The nCounter® Copy Number Variation CodeSets enable researchers to interrogate up to 800 regions of the human genome in a single multiplexed reaction with the least hands-on time of any CNV platform. The company launched the product at the 60th Annual Meeting of the American Society of Human Genetics (ASHG), taking place in Washington, D.C. this week.
Researchers previously had no simple, precise, and scalable technology for technically replicating CNV detection or validating CNV correlation with biological processes. The nCounter Copy Number Variation CodeSets, built on the same innovative digital technology underlying NanoString’s gene expression and miRNA assays, enable researchers to perform the functional equivalent of 9,600 qPCR reactions (800 regions across 12 samples) with only 25 minutes of hands-on time.
“We are impressed with the initial data we generated using the nCounter CNV CodeSets,” said Steven McCarroll, Ph.D., a professor in the Department of Genetics at Harvard Medical School, who assisted NanoString in validating the nCounter Copy Number Variation assays. “We expect the system’s simplified workflow and high multiplexing capacity will allow us to rapidly validate results from large-scale CNV studies and provide a significant amount of high-quality, quantitative data. The data show a linear response to underlying copy number, with little if any saturation at higher copy numbers. The technical reproducibility in our preliminary studies has been excellent.”
Unlike PCR or arrays, the nCounter Analysis System does not rely on analog signal output or amplification of target molecules. Instead, the system utilizes a digital quantification technology that offers superior reproducibility and generates highly accurate data with a linear response to increasing copy numbers. These advantages also make it possible for data generated from multiple sites or studies to be combined for further analysis, thus facilitating multisite studies or comparisons of old and new data sets.

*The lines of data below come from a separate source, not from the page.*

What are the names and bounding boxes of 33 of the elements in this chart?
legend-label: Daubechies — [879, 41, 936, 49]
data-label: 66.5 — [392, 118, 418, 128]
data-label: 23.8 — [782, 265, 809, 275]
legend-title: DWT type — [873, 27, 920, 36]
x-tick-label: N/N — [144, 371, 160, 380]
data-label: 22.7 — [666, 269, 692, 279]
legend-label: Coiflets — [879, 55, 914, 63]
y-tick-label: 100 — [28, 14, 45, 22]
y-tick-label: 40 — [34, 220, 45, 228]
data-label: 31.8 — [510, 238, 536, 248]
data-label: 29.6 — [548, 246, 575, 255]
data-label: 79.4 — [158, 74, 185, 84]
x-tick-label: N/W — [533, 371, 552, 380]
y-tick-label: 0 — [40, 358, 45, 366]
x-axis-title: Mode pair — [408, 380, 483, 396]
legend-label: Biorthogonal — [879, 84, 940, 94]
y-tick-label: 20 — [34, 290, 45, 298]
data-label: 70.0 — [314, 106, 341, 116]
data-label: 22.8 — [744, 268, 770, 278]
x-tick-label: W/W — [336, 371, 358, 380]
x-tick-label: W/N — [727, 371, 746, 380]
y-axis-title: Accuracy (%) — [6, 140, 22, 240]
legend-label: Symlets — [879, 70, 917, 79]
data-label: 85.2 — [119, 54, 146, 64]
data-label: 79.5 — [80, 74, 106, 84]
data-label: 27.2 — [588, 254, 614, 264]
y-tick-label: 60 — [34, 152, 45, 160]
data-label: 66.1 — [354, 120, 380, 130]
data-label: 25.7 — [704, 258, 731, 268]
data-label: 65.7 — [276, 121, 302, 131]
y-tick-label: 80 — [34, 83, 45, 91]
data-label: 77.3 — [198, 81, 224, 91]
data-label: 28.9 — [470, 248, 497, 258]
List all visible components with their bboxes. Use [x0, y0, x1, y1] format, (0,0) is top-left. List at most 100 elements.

“Next-generation DNA sequencing and array-based association studies are identifying large numbers of medically relevant CNVs,” said Brad Gray, President and CEO of NanoString Technologies. “We believe the nCounter CNV CodeSets will become the new gold-standard for subsequently validating these targeted sets of CNVs, and for effectively running larger replication studies when increased statistical power is required.”

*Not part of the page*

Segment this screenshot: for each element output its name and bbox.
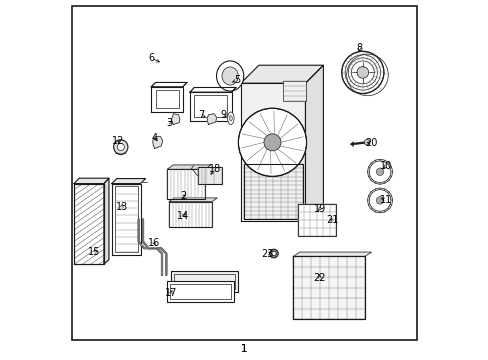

NanoString scientist Gary Geiss, Ph.D. will discuss the multiplexed, single-assay validation of whole genome microarray copy number data at the ASHG poster session (#1812/T), on Thursday, November 4 at 6.00 p.m. ET. In addition, Dale Hedges, Ph.D. and Toumy Guettouche, Ph.D., both of the University of Miami, will be presenting a poster evaluating the use of the NanoString technology for detection of copy number variation (#1793/T) . The company will also be demonstrating its nCounter Analysis System and new CNV CodeSets at its exposition booth (#1137).